Aquella mañana, todo Egipto oró por Ramsés. Tras tan largo reinado, ¿de qué modo absorbería la formidable energía que emanaba de la comunidad de dioses y diosas? Si su cuerpo físico no estaba ya en condiciones de servir de receptáculo para el ka sería destruido, como un recipiente demasiado frágil. El fuego del reinado de Ramsés volvería al fuego celestial, y su momia a la tierra. Pero si el rey era regenerado, una nueva sangre circularía por las venas del país.
Procedentes de las provincias del Norte y del Sur, las efigies de las divinidades se habían reunido en el templo de regeneración de Pi-Ramsés, donde Kha las había recibido. Mientras durara la fiesta, el faraón sería su huésped y moraría en el regazo de lo sobrenatural, en un espacio sagrado al margen del mundo profano.

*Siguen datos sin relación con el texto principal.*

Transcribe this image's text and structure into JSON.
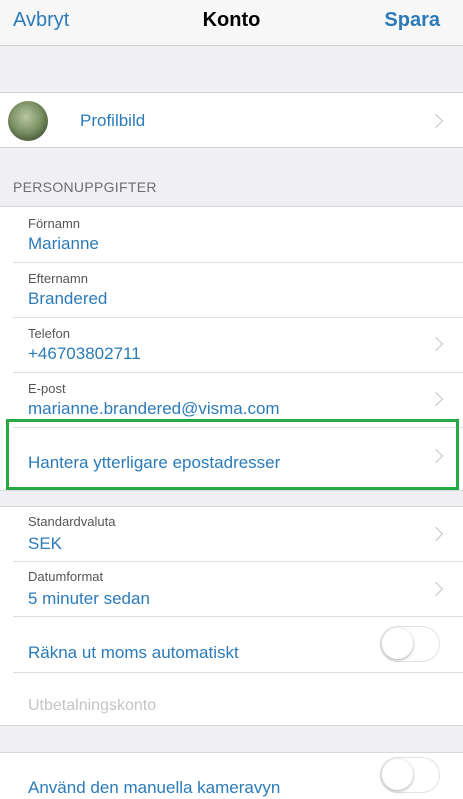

Mientras se vestía, al amanecer, Ramsés pensó en Ameni. ¡Qué interminables debían de parecerle esas jornadas a su secretario particular! Mientras se celebraban las ceremonias, no podría pedir consejo al rey y se vería obligado a clasificar como «pendientes» muchos asuntos que consideraba urgentes. Según Ameni, Egipto no estaba nunca bien administrado y ningún funcionario se tomaba su papel lo bastante en serio.
Tocado con la doble corona, vestido con una túnica de lino plisado y un paño dorado, calzado con sandalias de oro, Ramsés se presentó en el umbral de palacio.
Dos hijos reales se inclinaron ante el monarca. Ataviados con una peluca de largos colgantes, una camisa de anchas y plisadas mangas y una falda larga, mantenían un asta cuyo extremo superior había sido tallado en forma de carnero, una de las encarnaciones de Amón, el dios oculto.
Lentamente, los dos portaenseña condujeron al faraón hasta el portal de granito del templo de regeneración, de doce metros de alto, que estaba precedido por obeliscos y colosos que simbolizaban, como los de Abu Simbel, el ka real. Desde el inicio de la construcción de su capital, Ramsés había previsto el emplazamiento de este templo, como si creyera en su capacidad para reinar más de treinta años.
Dos sacerdotes con el rostro cubierto con máscaras de chacal recibieron al monarca; uno era el que abría los caminos del Sur, el otro los del Norte. Guiaron a Ramsés a través de una sala de columnas, de diez metros de alto, y le llevaron a la sala de las telas. El rey se desnudó allí y se puso una túnica de lino que le llegaba por encima de las rodillas y que más bien parecía un sudario. Con la mano izquierda cogió el cayado del pastor y con la derecha, el cetro de tres azotes, que evocaba los tres nacimientos del faraón, en el reino bajo tierra, en la tierra y en el cielo.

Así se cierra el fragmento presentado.